What in that seems fair?

This strategy of blocking players wasn't so much an issue two or three decades ago, when payroll disparity wasn't so great, when player contracts weren't so exorbitant, and when there was the perception of a gentleman's agreement among GMs that this practice wouldn't be the norm.

Now, it seems, all past rules of fair play have gone out the window.

If the Rays or the Reds or the Twins can't afford the risk of being stuck with a waiver claim, too bad -- it just puts those who can in the more enviable position. It gives teams with financial flexibility the upper hand, another advantage in their pocket for a postseason push.

It's fair to argue that this inequality isn't as much of an issue with teams out of contention, as clubs playing for the future can use August to take a crack at shedding hefty and restricting contracts. You saw this last year, as the Blue Jays said au revoir to Alex Rios and the more than $60 million in guaranteed money the outfielder still had coming from a seven-year deal he signed the year before.

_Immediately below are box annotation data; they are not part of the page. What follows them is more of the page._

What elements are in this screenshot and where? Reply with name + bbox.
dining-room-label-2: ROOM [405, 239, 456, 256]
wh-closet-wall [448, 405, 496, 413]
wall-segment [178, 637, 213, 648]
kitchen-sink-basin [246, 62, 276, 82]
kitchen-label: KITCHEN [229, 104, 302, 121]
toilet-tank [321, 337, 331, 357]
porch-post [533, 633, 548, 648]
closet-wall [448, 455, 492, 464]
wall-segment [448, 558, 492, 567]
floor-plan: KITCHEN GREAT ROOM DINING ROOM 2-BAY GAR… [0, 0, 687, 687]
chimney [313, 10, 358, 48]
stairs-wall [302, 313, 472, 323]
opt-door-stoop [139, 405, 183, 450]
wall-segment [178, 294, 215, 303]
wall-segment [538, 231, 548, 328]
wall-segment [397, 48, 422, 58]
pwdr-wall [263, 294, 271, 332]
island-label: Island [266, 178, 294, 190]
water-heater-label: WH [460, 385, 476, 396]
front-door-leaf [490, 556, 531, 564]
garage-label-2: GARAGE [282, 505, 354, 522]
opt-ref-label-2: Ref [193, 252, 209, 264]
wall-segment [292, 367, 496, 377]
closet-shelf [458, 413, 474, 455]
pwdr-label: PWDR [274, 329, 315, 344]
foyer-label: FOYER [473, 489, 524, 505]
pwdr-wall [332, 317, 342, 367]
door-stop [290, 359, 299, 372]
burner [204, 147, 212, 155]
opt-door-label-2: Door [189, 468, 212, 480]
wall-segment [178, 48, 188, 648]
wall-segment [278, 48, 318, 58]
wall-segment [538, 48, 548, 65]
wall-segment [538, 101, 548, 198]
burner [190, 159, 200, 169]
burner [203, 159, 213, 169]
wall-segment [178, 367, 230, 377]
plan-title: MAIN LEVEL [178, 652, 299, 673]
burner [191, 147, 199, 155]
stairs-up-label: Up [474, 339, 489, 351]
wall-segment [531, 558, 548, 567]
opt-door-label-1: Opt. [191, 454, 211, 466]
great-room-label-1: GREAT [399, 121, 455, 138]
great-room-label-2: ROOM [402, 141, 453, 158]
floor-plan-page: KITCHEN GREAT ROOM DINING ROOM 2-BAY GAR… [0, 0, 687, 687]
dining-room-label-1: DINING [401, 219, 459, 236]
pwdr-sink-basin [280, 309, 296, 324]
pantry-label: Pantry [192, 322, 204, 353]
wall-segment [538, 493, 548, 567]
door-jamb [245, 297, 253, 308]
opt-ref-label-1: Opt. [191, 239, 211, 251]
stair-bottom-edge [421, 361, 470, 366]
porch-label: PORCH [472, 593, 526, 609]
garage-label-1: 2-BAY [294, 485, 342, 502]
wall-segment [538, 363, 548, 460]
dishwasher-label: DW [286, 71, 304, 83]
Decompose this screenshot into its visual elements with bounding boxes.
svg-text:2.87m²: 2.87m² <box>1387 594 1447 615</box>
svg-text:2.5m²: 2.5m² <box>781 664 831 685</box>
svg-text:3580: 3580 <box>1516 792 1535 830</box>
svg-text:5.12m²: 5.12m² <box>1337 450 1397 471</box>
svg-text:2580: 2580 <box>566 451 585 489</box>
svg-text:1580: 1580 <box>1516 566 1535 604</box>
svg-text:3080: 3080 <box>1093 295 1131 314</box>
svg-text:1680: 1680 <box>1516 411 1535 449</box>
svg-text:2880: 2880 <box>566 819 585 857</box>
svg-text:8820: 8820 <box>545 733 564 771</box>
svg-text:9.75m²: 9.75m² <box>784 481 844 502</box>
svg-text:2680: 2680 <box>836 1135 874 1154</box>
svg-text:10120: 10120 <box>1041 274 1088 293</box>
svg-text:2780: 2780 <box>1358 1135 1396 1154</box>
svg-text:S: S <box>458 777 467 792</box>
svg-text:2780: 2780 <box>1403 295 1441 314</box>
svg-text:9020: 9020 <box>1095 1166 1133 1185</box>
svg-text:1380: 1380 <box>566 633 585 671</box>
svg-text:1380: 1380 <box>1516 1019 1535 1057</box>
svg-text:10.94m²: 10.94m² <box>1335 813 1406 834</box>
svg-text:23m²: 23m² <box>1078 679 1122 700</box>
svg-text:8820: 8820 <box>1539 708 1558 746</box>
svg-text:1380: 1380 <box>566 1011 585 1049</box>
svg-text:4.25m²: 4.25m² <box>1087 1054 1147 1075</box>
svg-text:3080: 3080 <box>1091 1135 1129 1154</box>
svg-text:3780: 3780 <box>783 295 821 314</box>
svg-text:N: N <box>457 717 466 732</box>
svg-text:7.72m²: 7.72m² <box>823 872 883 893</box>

When the White Sox made the surprising claim, Toronto jumped at the chance to bolster its future financial flexibility.

If the Dodgers place Manny Ramirez on waivers this week, as they are reportedly leaning toward doing, a claim on the outfielder could relieve Los Angeles of about $4.4 million.

No one is likely to hear complaints about this waiver process from the Astros, who landed Jeff Bagwell (then in Double-A) by trading reliever Larry Anderson to the Red Sox on the last day of August in 1990. Houston was 17 games out of first at the time.

Nor does Atlanta forget how it acquired John Smoltz from Detroit in August 1987 for starter Doyle Alexander. A history lesson isn't needed to know what Smoltz meant to the Braves' franchise from that point forward.

This can indeed be a month where contracts are shed and prospects are procured.

In the big picture, though, this process, which works under the pretense that it was established to help the poor, inherently aids the rich. So why not just get rid of the August waiver practice altogether? No one seems to know where it came from, and this would clear up all that deadline (Is it July 31? Is it Aug. 31?) confusion.

One deadline -- make it whatever date you wish -- with one uniform process for player acquisition would cure a lot of headaches. And for a sport that incessantly tries to convince a skeptical public that there is equality among the 30, it might be a good first step.